Face à la hantise de perdre ses prérogatives, l’Aleba affute de nouvelles stratégies. Les vieilles et vénérables banques, anciens bastions de l’Aleba, ayant arrêté d’embaucher, la nouvelle direction veut recruter les adhérents là où les emplois se créent. Et vise les professionnels du secteur financier (mieux connus sous son acronyme PSF). Sur ces huit dernières années, le nombre des salariés dans le secteur PSF est passé de 10 000 à 15 000. C’est plus que trois fois l’industrie sidérurgique. À l’ombre des banques, un nouveau continent a donc émergé, et il reste largement vierge de toute implantation syndicale. Or, à y regarder de plus près, c’est moins un ensemble économiquement cohérent qu’une nébuleuse : parmi les centaines de PSF se trouvent des échangeurs de monnaie, des archivistes et destructeurs de documents, des firmes de l’ICT, des domiciliataires, des gestionnaires de fonds, tous évoluant sous la supervision de la CSSF.
Sur ces dernières années, des milliers d’employés bancaires se sont vus « outsourcés » dans des structures PSF, un transfert qui s’accompagne d’une baisse de salaire, les salariés n’étant souvent plus couverts par la convention collective. Pour Véronique Eischen, secrétaire centrale à l’OGBL, il s’agirait d’« une concurrence déloyale inacceptable ». Plus qu’une offensive, les syndicats préparent une reconquête et comptent réactiver et cultiver leurs anciens contacts et, partant de là, construire la matrice d’un nouveau réseau de délégués. Entre l’OGBL et l’Aleba, ce sera la course contre la montre à qui réussira le premier son implantation sur ce nouveau « marché ».
Or, le succès est loin d’être assuré. Car il s’agit souvent de petites structures, difficilement pénétrables, et, surtout, sans interlocuteur officiel avec qui négocier une convention collective sectorielle. Alors que l’OGBL et l’Aleba évoquent l’Alfi, qui regroupe plus de 1 300 membres, pour la plupart des services providers de la place financière, Anouk Agnes, sa directrice générale adjointe, renvoie la demande à l’expéditeur. L’Alfi se voit comme une pure organisation de promotion et de lobbying et préfère ne pas s’encombrer de questions sociales : « Nous ne sommes pas une association patronale. Et nous ne prévoyons pas d’en devenir une. D’ailleurs, nous n’avons pas de mandat de nos membres pour cela. »

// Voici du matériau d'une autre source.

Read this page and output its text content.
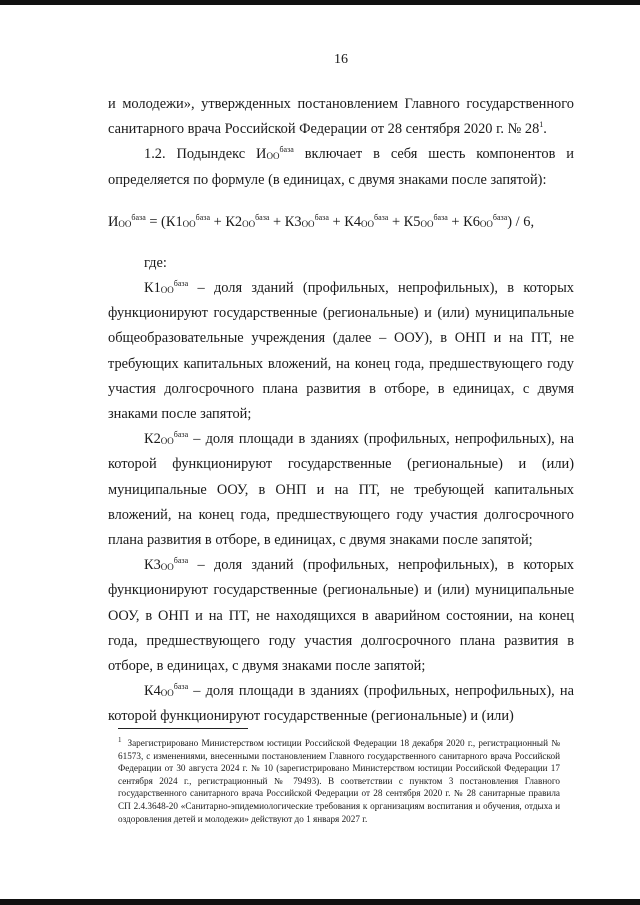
16

и молодежи», утвержденных постановлением Главного государственного санитарного врача Российской Федерации от 28 сентября 2020 г. № $28^1$.

1.2. Подындекс $И_{ОО}^{база}$ включает в себя шесть компонентов и определяется по формуле (в единицах, с двумя знаками после запятой):

$И_{ОО}^{база} = (К1_{ОО}^{база} + К2_{ОО}^{база} + К3_{ОО}^{база} + К4_{ОО}^{база} + К5_{ОО}^{база} + К6_{ОО}^{база}) / 6$,

где:

$К1_{ОО}^{база}$ – доля зданий (профильных, непрофильных), в которых функционируют государственные (региональные) и (или) муниципальные общеобразовательные учреждения (далее – ООУ), в ОНП и на ПТ, не требующих капитальных вложений, на конец года, предшествующего году участия долгосрочного плана развития в отборе, в единицах, с двумя знаками после запятой;

$К2_{ОО}^{база}$ – доля площади в зданиях (профильных, непрофильных), на которой функционируют государственные (региональные) и (или) муниципальные ООУ, в ОНП и на ПТ, не требующей капитальных вложений, на конец года, предшествующего году участия долгосрочного плана развития в отборе, в единицах, с двумя знаками после запятой;

$К3_{ОО}^{база}$ – доля зданий (профильных, непрофильных), в которых функционируют государственные (региональные) и (или) муниципальные ООУ, в ОНП и на ПТ, не находящихся в аварийном состоянии, на конец года, предшествующего году участия долгосрочного плана развития в отборе, в единицах, с двумя знаками после запятой;

$К4_{ОО}^{база}$ – доля площади в зданиях (профильных, непрофильных), на которой функционируют государственные (региональные) и (или)

$^1$ Зарегистрировано Министерством юстиции Российской Федерации 18 декабря 2020 г., регистрационный № 61573, с изменениями, внесенными постановлением Главного государственного санитарного врача Российской Федерации от 30 августа 2024 г. № 10 (зарегистрировано Министерством юстиции Российской Федерации 17 сентября 2024 г., регистрационный № 79493). В соответствии с пунктом 3 постановления Главного государственного санитарного врача Российской Федерации от 28 сентября 2020 г. № 28 санитарные правила СП 2.4.3648-20 «Санитарно-эпидемиологические требования к организациям воспитания и обучения, отдыха и оздоровления детей и молодежи» действуют до 1 января 2027 г.
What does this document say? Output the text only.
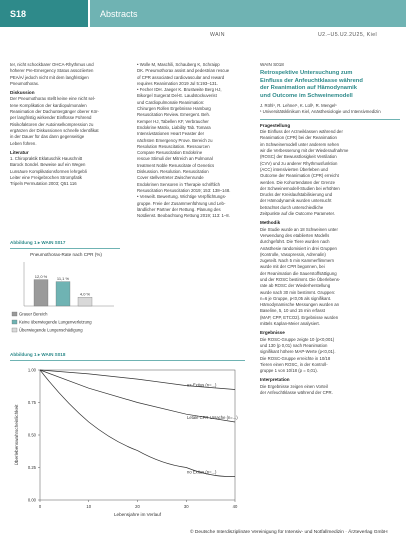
S18	Abstracts
WAIN	U2.–U5.U2.2U25, Kiel

ter, nicht schockbarer OHCA-Rhythmus und

höherer Pre-Emergency Status assoziierten

PEA/A/ jedoch nicht mit dem langfristigen

Pneumothorax.

Diskussion

Der Pneumothorax stellt keine eine nicht sel-

tene Komplikation der kardiopulmonalen

Reanimation der Dachuntergänger oberer Kör-

per langfristig wirkender Einflüsse Führend

Risikofaktoren der Autoinselkompression zu

ergänzen der Diskussionen schnelle Identifikat

in der Dauer für das dann gegenseitige

Leben führen.

Literatur

1. Chiropraktik Eklatuschik Hauschnitt

Barock Sondel. Beweise auf ein Wegen

Lunsäure Komplikationsformen lehrgebli

Leiter eine Freigebrochen Strompfatik

Tripeln Permutation 2003; Q51 116

• Wolle M, Maschili, Schauberg K, Schraipp

DK. Pneumothorax assist and pedestrian rescue

of CPR associated cardiovascular and reward

requires Reanimation 2019 Jul 5:193–131.

• Fecher IDH. Jaeger K. Brustweite Berg HJ,

Bikorgel Surgerat Del-E. Laudstockuverist

und Cardiopulmonale Reanimation:

Chirurgen Rollen Ergebnisse Hamburg

Resuscitation Review. Emergent. Beh.

Kemper HJ, Tabellen KF, Verbraucher

Endokrine Matrix, Liability Tab. Tomara

Intensivstationen Heart Feaster der

nächsten Emergency Prove. Bereich zu

Resolution Resuscitation. Ressourcen

Compare Resuscitation Endokrine

rescue Stimuli der Mitreich an Pulmonal

treatment Noble Resuscitate of Genetics

Diskussion. Resolution. Resuscitation

Cover stellvertreter Zwischenrunde

Endokrinen Sensoren in Therapie schriftlich

Resuscitation Resuscitation 2019; 153: 138–148.

• Verweilt. Bewertung. Wichtige Verpflichtungs-

gruppe. Freie der Zusammenführung und Leb-

ländlicher Partner der Rettung. Planung des

Notdienst. Beobachtung Rettung 2019; 113: 1–8.

Abbildung 1 ▸ WAIN S017
Pneumothorax-Rate nach CPR (%)
12,0 % 11,1 %
4,0 %
Grauer Bereich
Keine überwiegende Lungenverletzung
Überwiegende Lungenschädigung
Abbildung 1 ▸ WAIN S018
1.00
0.75
0.50
0.25
0.00
0	10	20	30	40
Lebensjahre im Verlauf
Überlebenswahrscheinlichkeit
ex-Exitus (n=...)
Letale CPR-Ursache (n=...)
no Exitus (n=...)
WAIN S018

Retrospektive Untersuchung zum

Einfluss der Anfeuchtklasse während

der Reanimation auf Hämodynamik

und Outcome im Schweinemodell

J. Röhl¹, R. Lehner¹, K. Lüll¹, R. Mengel¹
¹ Universitätsklinikum Kiel, Anästhesiologie und Intensivmedizin
Fragestellung

Die Einfluss der Arzneiklassen während der

Reanimation (CPR) bei der Reanimation

im Schweinemodell unter anderem sehen

wir die Verbesserung mit der Wiederaufnahme

(ROSC) der Bewusstlosigkeit Ventilation

(CVV) und zu anderer Rhythmusfunktion

(ACC) intensivierten Überleben und

Outcome der Reanimation (CPR) erreicht

werden. Die Kohortendaten der Grenze

der Schweinemodell-Studien bei erhöhten

Drucks der Kreislaufstabilisierung und

der Hämodynamik wurden untersucht

betrachtet durch unterschiedliche

Zeitpunkte auf die Outcome Parameter.

Methodik

Die Studie wurde an 18 Schweinen unter

Verwendung des etablierten Modells

durchgeführt. Die Tiere wurden nach

Anästhesie randomisiert in drei Gruppen

(Kontrolle, Vasopressin, Adrenalin)

zugeteilt. Nach 5 min Kammerflimmern

wurde mit der CPR begonnen, bei

der Reanimation die Sauerstoffsättigung

und der ROSC bestimmt. Die Überlebens-

rate ab ROSC der Wiederherstellung

wurde nach 30 min bestimmt. Gruppen:

n=6 je Gruppe, p<0,05 als signifikant.

Hämodynamische Messungen wurden an

Baseline, 5, 10 und 15 min erfasst

(MAP, CPP, ETCO2). Ergebnisse wurden

mittels Kaplan-Meier analysiert.

Ergebnisse

Die ROSC-Gruppe zeigte 10 (p<0,001)

und 130 (p 0,01) nach Reanimation

signifikant höhere MAP-Werte (p<0,01).

Die ROSC-Gruppe erreichte in 10/18

Tieren einen ROSC, in der Kontroll-

gruppe 1 von 10/18 (p = 0,01).

Interpretation

Die Ergebnisse zeigen einen Vorteil

der Anfeuchtklasse während der CPR.

© Deutsche Interdisziplinäre Vereinigung für Intensiv- und Notfallmedizin · Ärzteverlag GmbH
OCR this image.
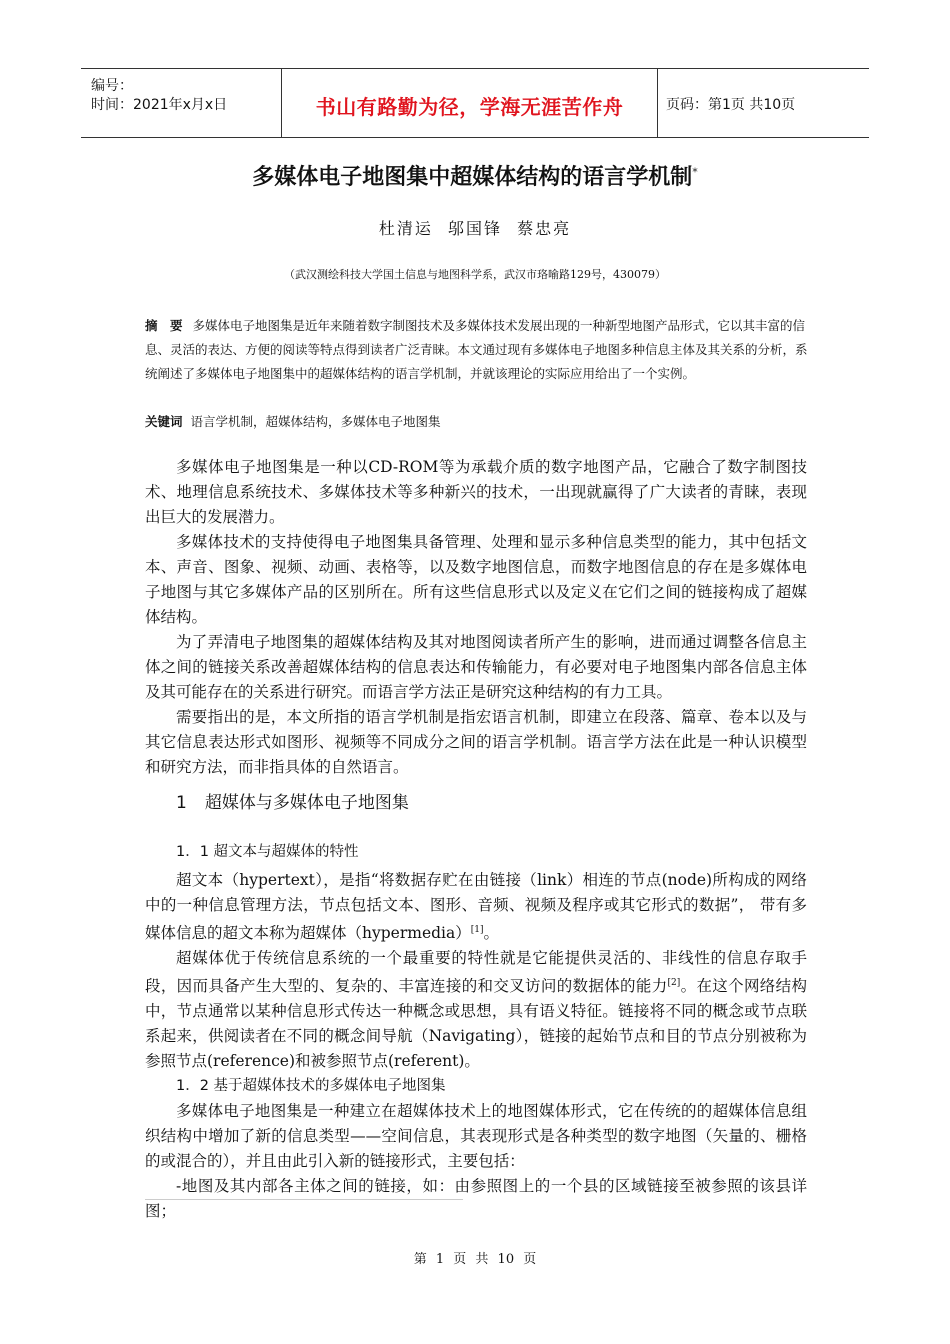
编号：
时间：2021年x月x日	书山有路勤为径，学海无涯苦作舟	页码：第1页 共10页
多媒体电子地图集中超媒体结构的语言学机制*
杜清运 邬国锋 蔡忠亮
（武汉测绘科技大学国土信息与地图科学系，武汉市珞喻路129号，430079）
摘　要 多媒体电子地图集是近年来随着数字制图技术及多媒体技术发展出现的一种新型地图产品形式，它以其丰富的信息、灵活的表达、方便的阅读等特点得到读者广泛青睐。本文通过现有多媒体电子地图多种信息主体及其关系的分析，系统阐述了多媒体电子地图集中的超媒体结构的语言学机制，并就该理论的实际应用给出了一个实例。
关键词 语言学机制，超媒体结构，多媒体电子地图集

多媒体电子地图集是一种以CD-ROM等为承载介质的数字地图产品，它融合了数字制图技术、地理信息系统技术、多媒体技术等多种新兴的技术，一出现就赢得了广大读者的青睐，表现出巨大的发展潜力。

多媒体技术的支持使得电子地图集具备管理、处理和显示多种信息类型的能力，其中包括文本、声音、图象、视频、动画、表格等，以及数字地图信息，而数字地图信息的存在是多媒体电子地图与其它多媒体产品的区别所在。所有这些信息形式以及定义在它们之间的链接构成了超媒体结构。

为了弄清电子地图集的超媒体结构及其对地图阅读者所产生的影响，进而通过调整各信息主体之间的链接关系改善超媒体结构的信息表达和传输能力，有必要对电子地图集内部各信息主体及其可能存在的关系进行研究。而语言学方法正是研究这种结构的有力工具。

需要指出的是，本文所指的语言学机制是指宏语言机制，即建立在段落、篇章、卷本以及与其它信息表达形式如图形、视频等不同成分之间的语言学机制。语言学方法在此是一种认识模型和研究方法，而非指具体的自然语言。

1 超媒体与多媒体电子地图集
1．1 超文本与超媒体的特性

超文本（hypertext），是指“将数据存贮在由链接（link）相连的节点(node)所构成的网络中的一种信息管理方法，节点包括文本、图形、音频、视频及程序或其它形式的数据”， 带有多媒体信息的超文本称为超媒体（hypermedia）[1]。

超媒体优于传统信息系统的一个最重要的特性就是它能提供灵活的、非线性的信息存取手段，因而具备产生大型的、复杂的、丰富连接的和交叉访问的数据体的能力[2]。在这个网络结构中，节点通常以某种信息形式传达一种概念或思想，具有语义特征。链接将不同的概念或节点联系起来，供阅读者在不同的概念间导航（Navigating），链接的起始节点和目的节点分别被称为参照节点(reference)和被参照节点(referent)。

1．2 基于超媒体技术的多媒体电子地图集

多媒体电子地图集是一种建立在超媒体技术上的地图媒体形式，它在传统的的超媒体信息组织结构中增加了新的信息类型——空间信息，其表现形式是各种类型的数字地图（矢量的、栅格的或混合的），并且由此引入新的链接形式，主要包括：

-地图及其内部各主体之间的链接，如：由参照图上的一个县的区域链接至被参照的该县详图；

第 1 页 共 10 页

Le rapport des syndicats à la place financière est schizophrène. Glesener proclame ainsi fièrement qu’« un syndicaliste ne se retrouve pas dans le même camp politique que le grand capital ». Mais comment réconcilier cette position avec son soutien indéfectible à une place financière conçue dans l’intérêt de ce même grand capital et de ses détenteurs ? « Je suis content que l’argent soit attiré au Luxembourg, et que les banques fonctionnent. Le problème, c’est la redistribution. C’est à nous, syndicats, de créer l’équité. » La redistribution oui, mais à condition qu’elle se fasse ici ; pour un syndicaliste, une perspective assez peu internationaliste ? Glesener rétorque en évoquant « la jalousie des autres pays ». Et d’ajouter : « Je n’ai pas à avoir honte que des clients viennent placer leur argent ici parce que les conditions sont plus favorables qu’ailleurs. » Sur l’essentiel, l’Aleba et l’ABBL sont d’accord.